I’m feeling very down and admittedly fairly whiny about having surgery tomorrow. I just did this, and it didn’t work. I can’t believe I have to go through it again.

Meanwhile everyone else keeps getting pregnant and popping out babies like it’s the simplest thing in the world. It isn’t fair. Everyone else just goes about their normal business, then happily pees on a stick a few weeks later and goes “oh my god I can’t believe it happened so fast!”

Why do I have to watch them all for so many heartbreaking years while going through surgery and procedures that may or may not work?

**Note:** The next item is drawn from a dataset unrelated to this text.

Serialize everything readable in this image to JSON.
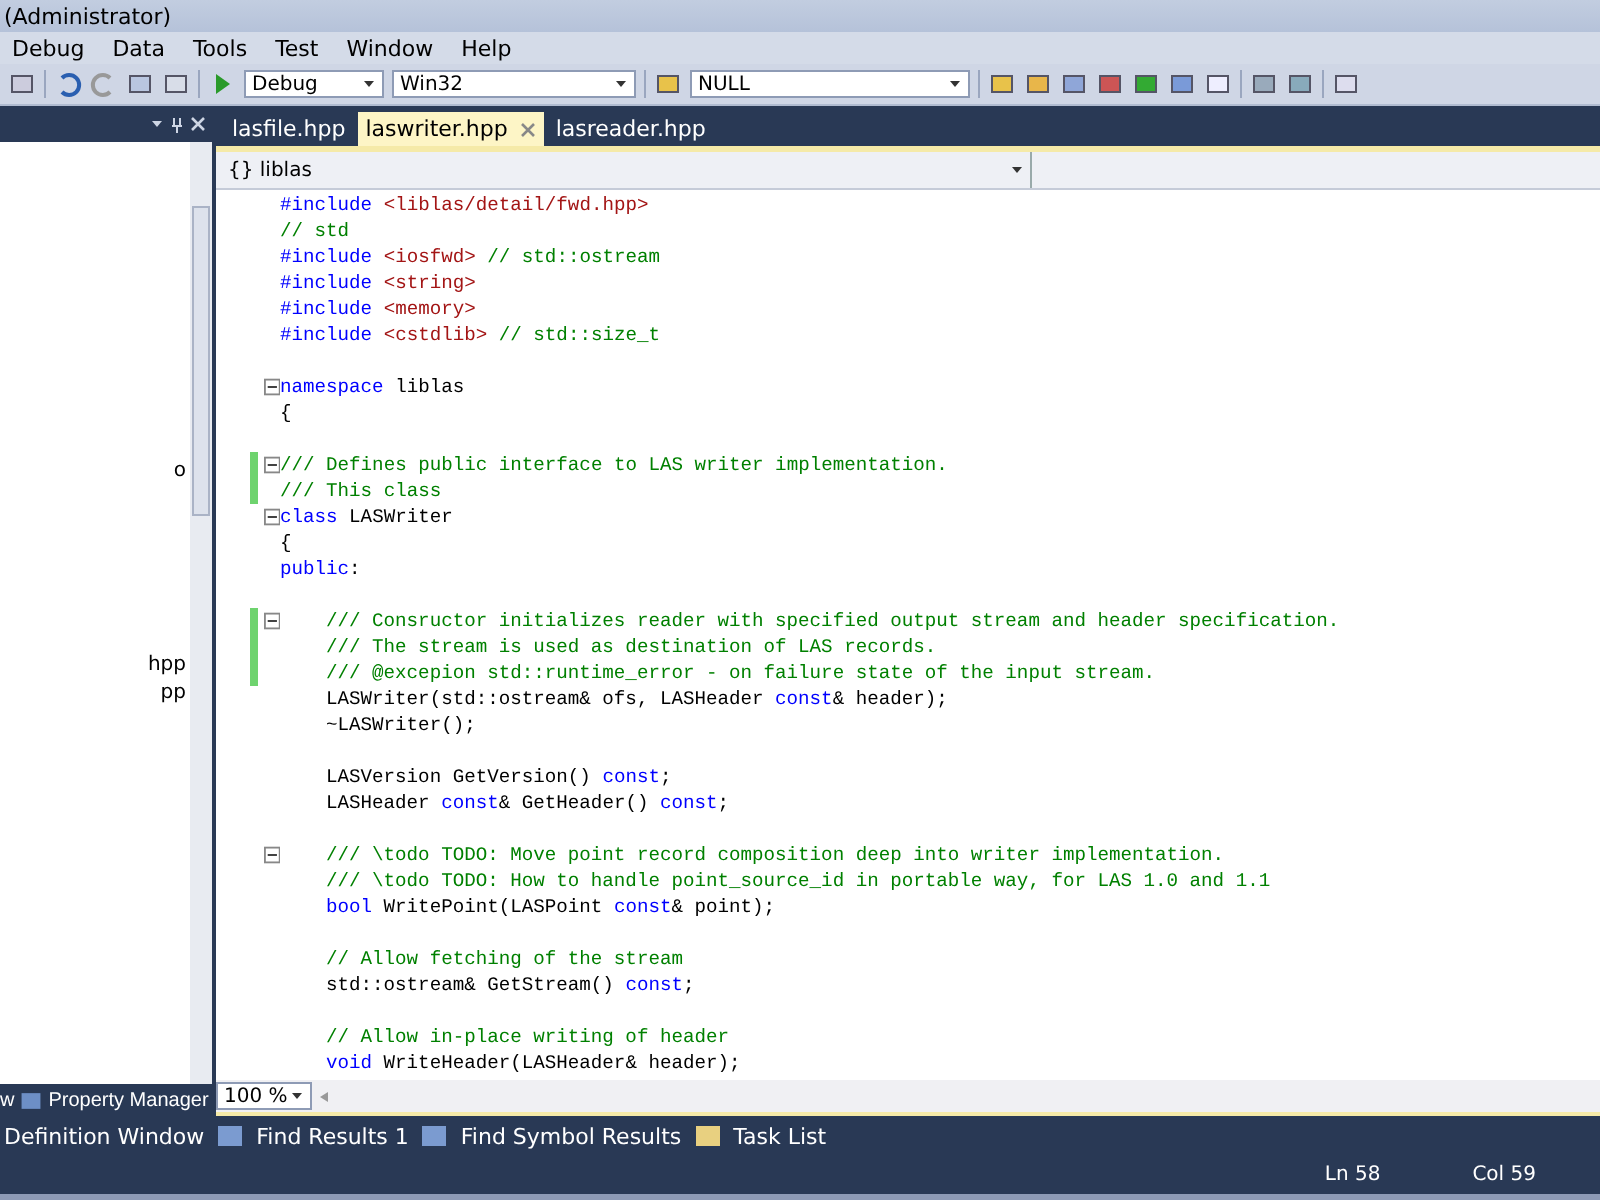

I’m a big believer in NEVER saying “Well, things can’t get any worse,” because I know that things can always get worse. I know there are worse things in the world. But that doesn’t make this easy to deal with.

Especially on days like today.

I went to both the RE’s office and hospital today to do my pre-op stuff. I had to go alone because D is already taking time off work tomorrow and Friday, so an extra afternoon off wasn’t very realistic. But it was depressing being there alone. While I was at the RE’s office, a family (?) came in – 2 men, 2 women, and 2 small children. I think the couple with the children was there with a couple going through IF, but I couldn’t say for sure. I was so annoyed to have to watch and listen to little kids running around the office when I was feeling so down. Then, when I was waiting at the hospital, I watched a brand new mom being brought out to her car, with her husband carrying their brand new baby. She didn’t look very happy. I felt so hopeless. And then I went to Target to pick up my pain killers for tomorrow, and saw 5 very pregnant ladies, in addition to all the moms with little kids in their carts.

I’ve been having a really crappy week, well, more like a really crappy month. I don’t know why January and February always have to be such terrible months for me. But I’m so tired of things going so badly.

We did finally find good pizza in dallas, and D took me out on valentine’s day and we had a great night despite it being a really hard day. So that’s one good thing. And I have my support group tonight. That’s another good thing.

I’m going to eat as much bread as I can get down, because I can’t eat or drink anything after midnight tonight, until I wake up from surgery around 3:30pm tomorrow. Those bread baskets will never know what hit them.